I felt such a mix of emotions as we sat there. I wasn’t as prepared as I had expected to see so many different disabilities up close. I thought I would feel at home, but instead I felt misplaced and out of my element. I know Benjamin has Down syndrome; I witness firsthand the disabilities and delays that he experiences, probably more than any other person. However, first and foremost, he is my son. I know him, and I am comfortable in knowing him. I did not know these other children, and I was ashamed of the discomfort I felt in their presence. I reflected on how each one was someone’s son or someone’s daughter, loved and valued just as I love my son (if all is as it should be).
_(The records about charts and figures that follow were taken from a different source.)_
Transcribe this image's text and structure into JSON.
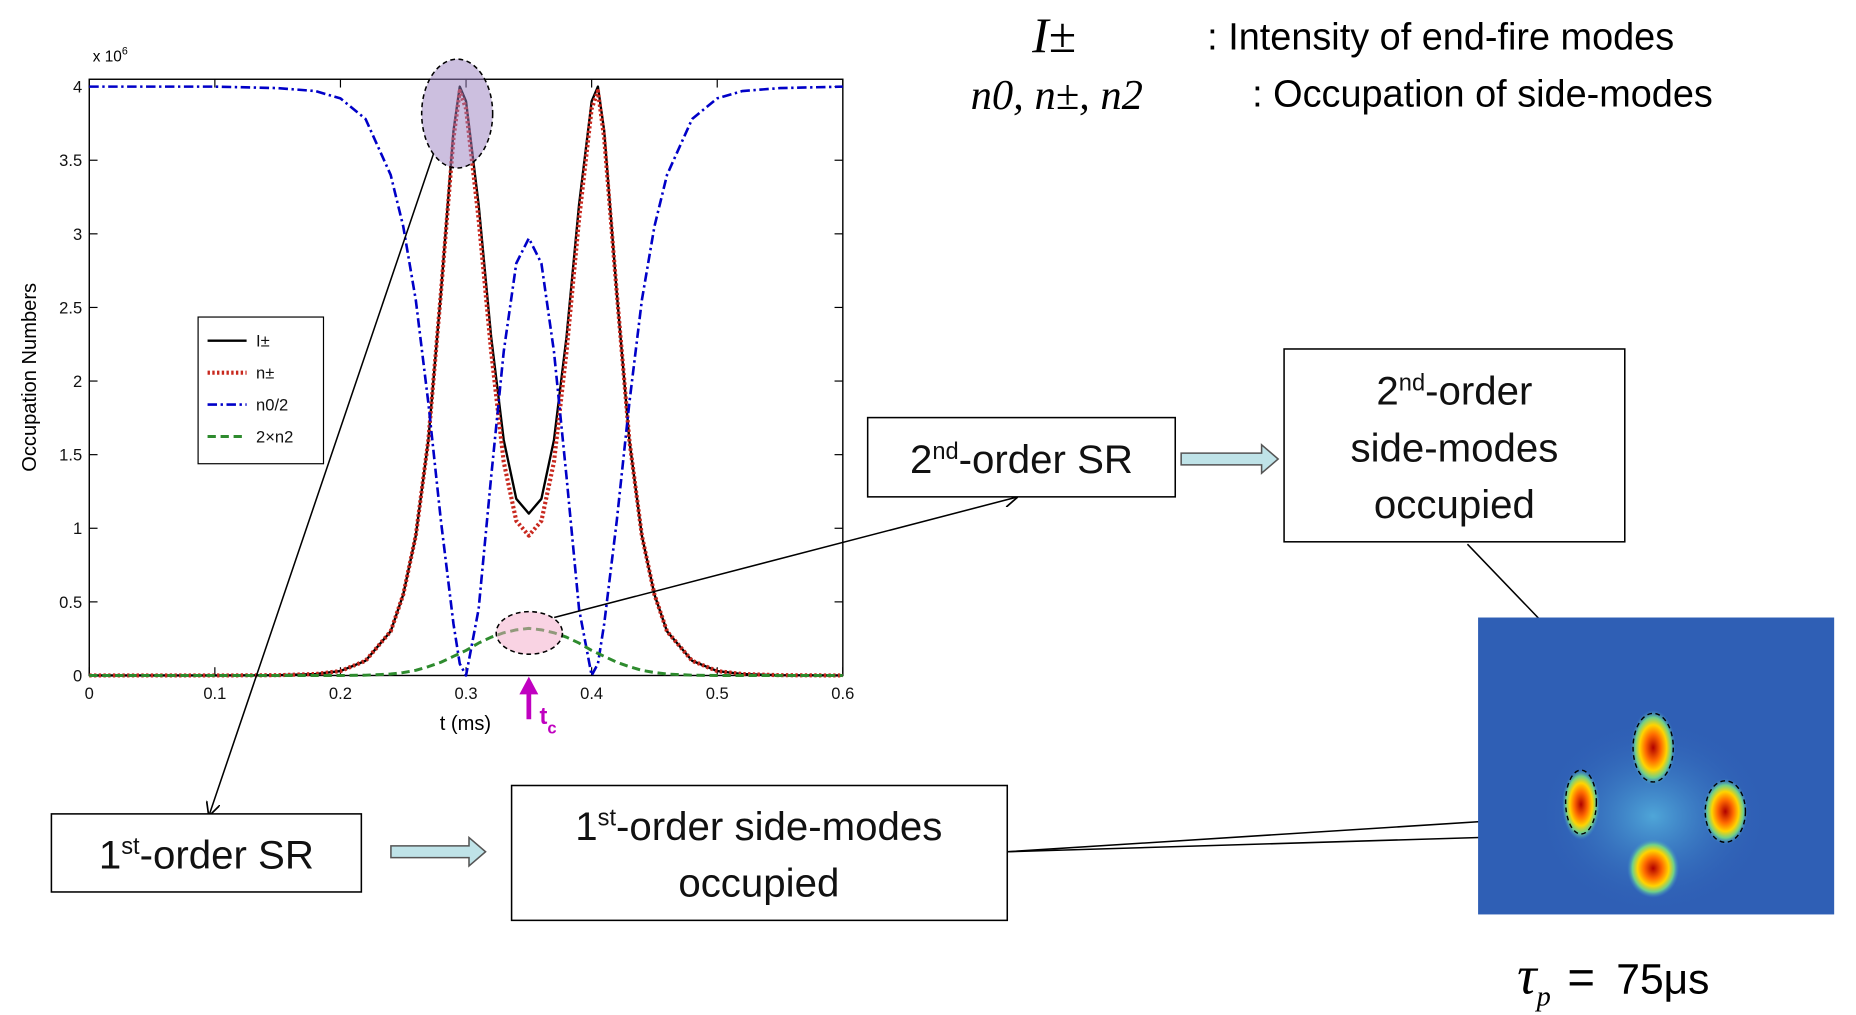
{
  "chart_data": {
    "type": "line",
    "multiplier": "x 10",
    "multiplier_exp": "6",
    "xlabel": "t (ms)",
    "ylabel": "Occupation Numbers",
    "marker_label": "t",
    "marker_label_sub": "c",
    "x": [
      0,
      0.05,
      0.1,
      0.15,
      0.18,
      0.2,
      0.22,
      0.24,
      0.25,
      0.26,
      0.27,
      0.28,
      0.29,
      0.295,
      0.3,
      0.31,
      0.32,
      0.33,
      0.34,
      0.35,
      0.36,
      0.37,
      0.38,
      0.39,
      0.4,
      0.405,
      0.41,
      0.42,
      0.43,
      0.44,
      0.45,
      0.46,
      0.48,
      0.5,
      0.52,
      0.55,
      0.6
    ],
    "series": [
      {
        "name": "I±",
        "color": "#000000",
        "values": [
          0,
          0,
          0,
          0.002,
          0.01,
          0.03,
          0.1,
          0.3,
          0.55,
          0.95,
          1.6,
          2.6,
          3.7,
          4.0,
          3.9,
          3.2,
          2.3,
          1.6,
          1.2,
          1.1,
          1.2,
          1.6,
          2.3,
          3.2,
          3.9,
          4.0,
          3.7,
          2.6,
          1.6,
          0.95,
          0.55,
          0.3,
          0.1,
          0.03,
          0.01,
          0.002,
          0
        ]
      },
      {
        "name": "n±",
        "color": "#c8281e",
        "values": [
          0,
          0,
          0,
          0.002,
          0.01,
          0.03,
          0.1,
          0.3,
          0.55,
          0.95,
          1.6,
          2.6,
          3.65,
          3.97,
          3.85,
          3.1,
          2.2,
          1.45,
          1.05,
          0.95,
          1.05,
          1.45,
          2.2,
          3.1,
          3.85,
          3.97,
          3.65,
          2.6,
          1.6,
          0.95,
          0.55,
          0.3,
          0.1,
          0.03,
          0.01,
          0.002,
          0
        ]
      },
      {
        "name": "n0/2",
        "color": "#0000c8",
        "values": [
          4,
          4,
          4,
          3.99,
          3.97,
          3.92,
          3.78,
          3.4,
          3.05,
          2.55,
          1.85,
          1.05,
          0.35,
          0.08,
          0,
          0.45,
          1.35,
          2.2,
          2.8,
          2.97,
          2.8,
          2.2,
          1.35,
          0.45,
          0,
          0.08,
          0.35,
          1.05,
          1.85,
          2.55,
          3.05,
          3.4,
          3.78,
          3.92,
          3.97,
          3.99,
          4
        ]
      },
      {
        "name": "2×n2",
        "color": "#2e8b2e",
        "values": [
          0,
          0,
          0,
          0,
          0,
          0,
          0.002,
          0.01,
          0.02,
          0.035,
          0.06,
          0.09,
          0.13,
          0.15,
          0.17,
          0.22,
          0.26,
          0.29,
          0.31,
          0.32,
          0.31,
          0.29,
          0.26,
          0.22,
          0.17,
          0.15,
          0.13,
          0.09,
          0.06,
          0.035,
          0.02,
          0.01,
          0.002,
          0,
          0,
          0,
          0
        ]
      }
    ],
    "xlim": [
      0,
      0.6
    ],
    "xticks": [
      0,
      0.1,
      0.2,
      0.3,
      0.4,
      0.5,
      0.6
    ],
    "ylim": [
      0,
      4.05
    ],
    "yticks": [
      0,
      0.5,
      1,
      1.5,
      2,
      2.5,
      3,
      3.5,
      4
    ],
    "marker_x": 0.35
  },
  "definitions": [
    {
      "symbol": "I±",
      "text": ": Intensity of end-fire modes"
    },
    {
      "symbol": "n0, n±, n2",
      "text": ": Occupation of side-modes"
    }
  ],
  "diagram": {
    "second_sr": {
      "ordinal": "2",
      "suffix": "nd",
      "text": "-order SR"
    },
    "second_modes": {
      "ordinal": "2",
      "suffix": "nd",
      "line1": "-order",
      "line2": "side-modes",
      "line3": "occupied"
    },
    "first_sr": {
      "ordinal": "1",
      "suffix": "st",
      "text": "-order SR"
    },
    "first_modes": {
      "ordinal": "1",
      "suffix": "st",
      "line1": "-order side-modes",
      "line2": "occupied"
    },
    "pulse": {
      "symbol": "τ",
      "sub": "p",
      "eq": "=",
      "value": "75μs"
    }
  }
}
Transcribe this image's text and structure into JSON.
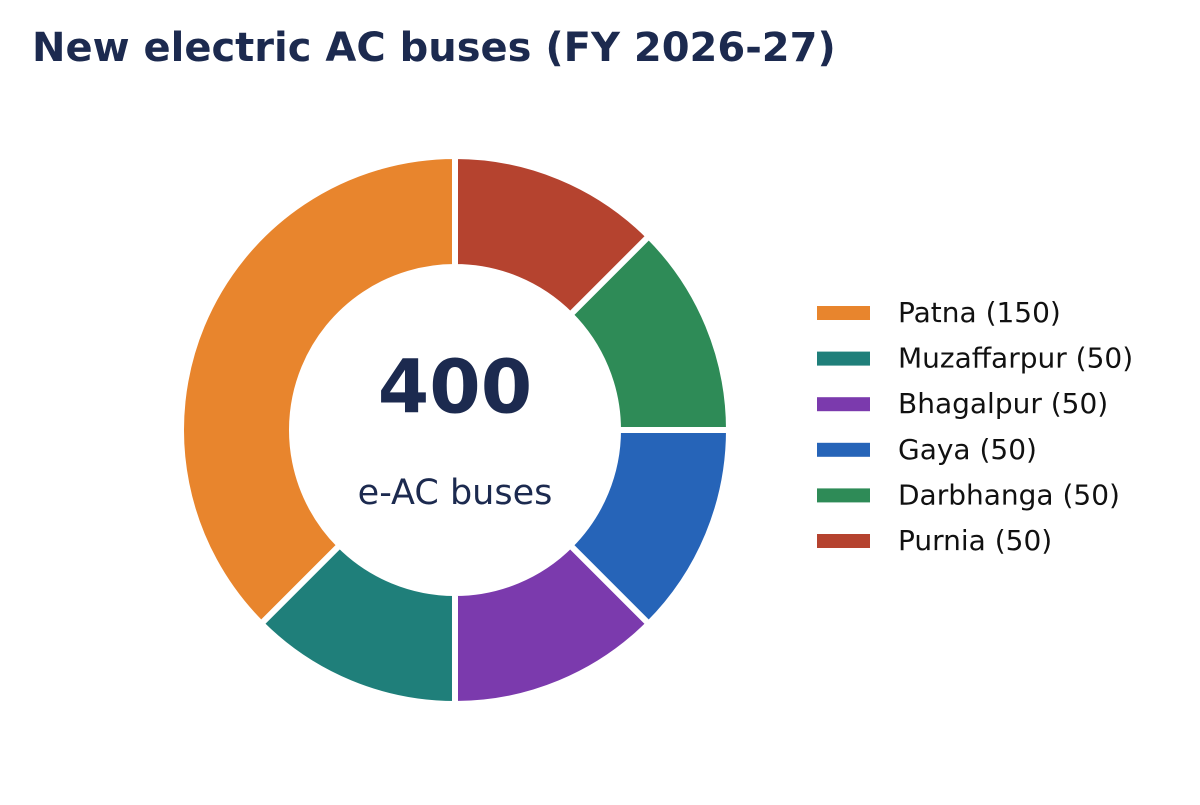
{
  "chart_data": {
    "type": "donut",
    "title": "New electric AC buses (FY 2026-27)",
    "categories": [
      "Patna (150)",
      "Muzaffarpur (50)",
      "Bhagalpur (50)",
      "Gaya (50)",
      "Darbhanga (50)",
      "Purnia (50)"
    ],
    "values": [
      150,
      50,
      50,
      50,
      50,
      50
    ],
    "colors": [
      "#e8852d",
      "#1f7f7a",
      "#7b3aad",
      "#2664b8",
      "#2e8b57",
      "#b5432f"
    ],
    "center_value": 400,
    "center_label": "e-AC buses",
    "legend": "right"
  }
}
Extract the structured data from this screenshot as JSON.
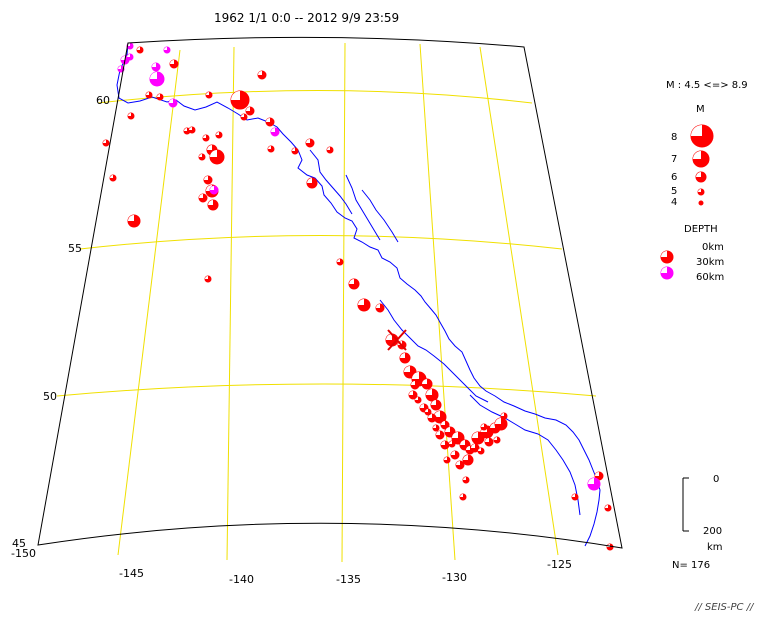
{
  "header": {
    "title": "1962 1/1 0:0 -- 2012 9/9 23:59"
  },
  "map": {
    "latitude_labels": [
      "60",
      "55",
      "50",
      "45"
    ],
    "longitude_labels": [
      "-150",
      "-145",
      "-140",
      "-135",
      "-130",
      "-125"
    ],
    "grid_color": "#f0e000",
    "frame_color": "#000000",
    "coast_color": "#0000ff",
    "mainshock_marker_color": "#e00000"
  },
  "legend": {
    "magnitude_range": "M : 4.5 <=> 8.9",
    "magnitude_title": "M",
    "magnitude_levels": [
      "8",
      "7",
      "6",
      "5",
      "4"
    ],
    "depth_title": "DEPTH",
    "depth_levels": [
      {
        "label": "0km",
        "color": "#ff0000"
      },
      {
        "label": "30km",
        "color": "#ff0000"
      },
      {
        "label": "60km",
        "color": "#ff00ff"
      }
    ],
    "depth_scale_top": "0",
    "depth_scale_bottom": "200",
    "depth_scale_unit": "km",
    "count": "N= 176"
  },
  "footer": {
    "credit": "// SEIS-PC //"
  }
}
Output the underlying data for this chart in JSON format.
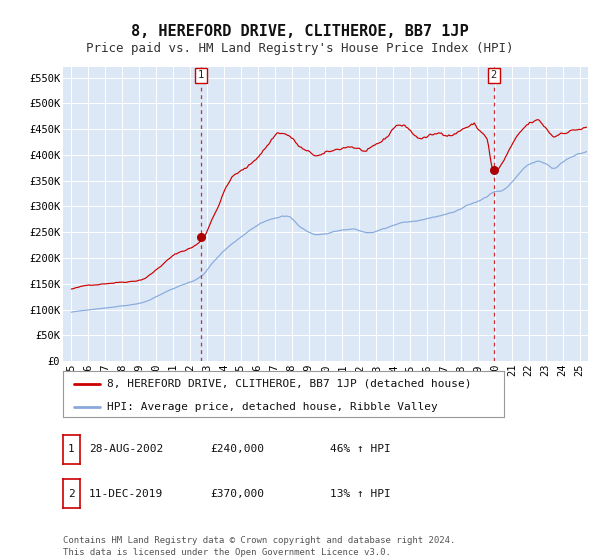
{
  "title": "8, HEREFORD DRIVE, CLITHEROE, BB7 1JP",
  "subtitle": "Price paid vs. HM Land Registry's House Price Index (HPI)",
  "bg_color": "#ffffff",
  "plot_bg_color": "#dce8f5",
  "grid_color": "#ffffff",
  "ylabel_ticks": [
    "£0",
    "£50K",
    "£100K",
    "£150K",
    "£200K",
    "£250K",
    "£300K",
    "£350K",
    "£400K",
    "£450K",
    "£500K",
    "£550K"
  ],
  "ytick_vals": [
    0,
    50000,
    100000,
    150000,
    200000,
    250000,
    300000,
    350000,
    400000,
    450000,
    500000,
    550000
  ],
  "ylim": [
    0,
    570000
  ],
  "xlim_start": 1994.5,
  "xlim_end": 2025.5,
  "xtick_years": [
    1995,
    1996,
    1997,
    1998,
    1999,
    2000,
    2001,
    2002,
    2003,
    2004,
    2005,
    2006,
    2007,
    2008,
    2009,
    2010,
    2011,
    2012,
    2013,
    2014,
    2015,
    2016,
    2017,
    2018,
    2019,
    2020,
    2021,
    2022,
    2023,
    2024,
    2025
  ],
  "red_line_color": "#cc0000",
  "blue_line_color": "#88aadd",
  "sale1_date": 2002.65,
  "sale1_price": 240000,
  "sale1_label": "1",
  "sale2_date": 2019.94,
  "sale2_price": 370000,
  "sale2_label": "2",
  "marker_color": "#aa0000",
  "vline_color": "#cc0000",
  "legend_label_red": "8, HEREFORD DRIVE, CLITHEROE, BB7 1JP (detached house)",
  "legend_label_blue": "HPI: Average price, detached house, Ribble Valley",
  "table_row1": [
    "1",
    "28-AUG-2002",
    "£240,000",
    "46% ↑ HPI"
  ],
  "table_row2": [
    "2",
    "11-DEC-2019",
    "£370,000",
    "13% ↑ HPI"
  ],
  "footnote": "Contains HM Land Registry data © Crown copyright and database right 2024.\nThis data is licensed under the Open Government Licence v3.0.",
  "title_fontsize": 11,
  "subtitle_fontsize": 9,
  "tick_fontsize": 7.5,
  "legend_fontsize": 8,
  "table_fontsize": 8,
  "footnote_fontsize": 6.5
}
I silently prayed that God would give me eyes to truly see the beautiful people filling the room. I realized that as Benjamin grows, this will in time become an increasingly familiar community to us. I wrestled some with that reality, a small tinge of grief piercing my heart. It was another reminder that life will look different with our son than what we’d once envisioned. I wondered, What does it look like to bring the Kingdom of God to these ones? I want my heart to truly love them.
I didn’t take long before Benjamin was wailing again, so we went and said our goodbyes to Shawn and headed home. I reflected in the car as we drove, and I’ve reflected more over the days since this experience. I’ve had many thoughts. I’ve thought about the value and beauty of a human life. We live in a culture where appearance and personal achievement is highly valued and sought after, worshipped even. In the midst of such propaganda and pressure, do we remember to simply value people? Benjamin may never take first place in a race or any other event. He may come in dead last, even at the Special Olympics. Will either outcome or the many possibilities in between alter the level of pride and amount of value I place on my son? While there is a place for taking pride in our children’s accomplishments, I don’t want it to be based on how he “measures up” to those around him. I want my son to know that his Dad and I are full of pride for him, simply because he’s our son. I want to cheer him on with enthusiasm as he runs this marathon called life, encouraging him to do his best and to be who he was created to be.
I also thought about how much needless emotional and mental energy I waste when I critique whether or not I’m “measuring up” to those around me. My Heavenly Father doesn’t compare me to others, so why am I so quick to compare myself? He loves me simply because I am His. I thought about how much I can learn about the Kingdom of God from the special needs community, a community comprised of so many unique individuals, each with their own beauty to offer the world. I want to see Jesus in the faces of the ones the world calls unlovely. I want to be reminded of Him in the ones the world sees as forgotten. I want to give and receive His unconditional love that is never based on performance and is only experienced through relationship. I want to value what He values.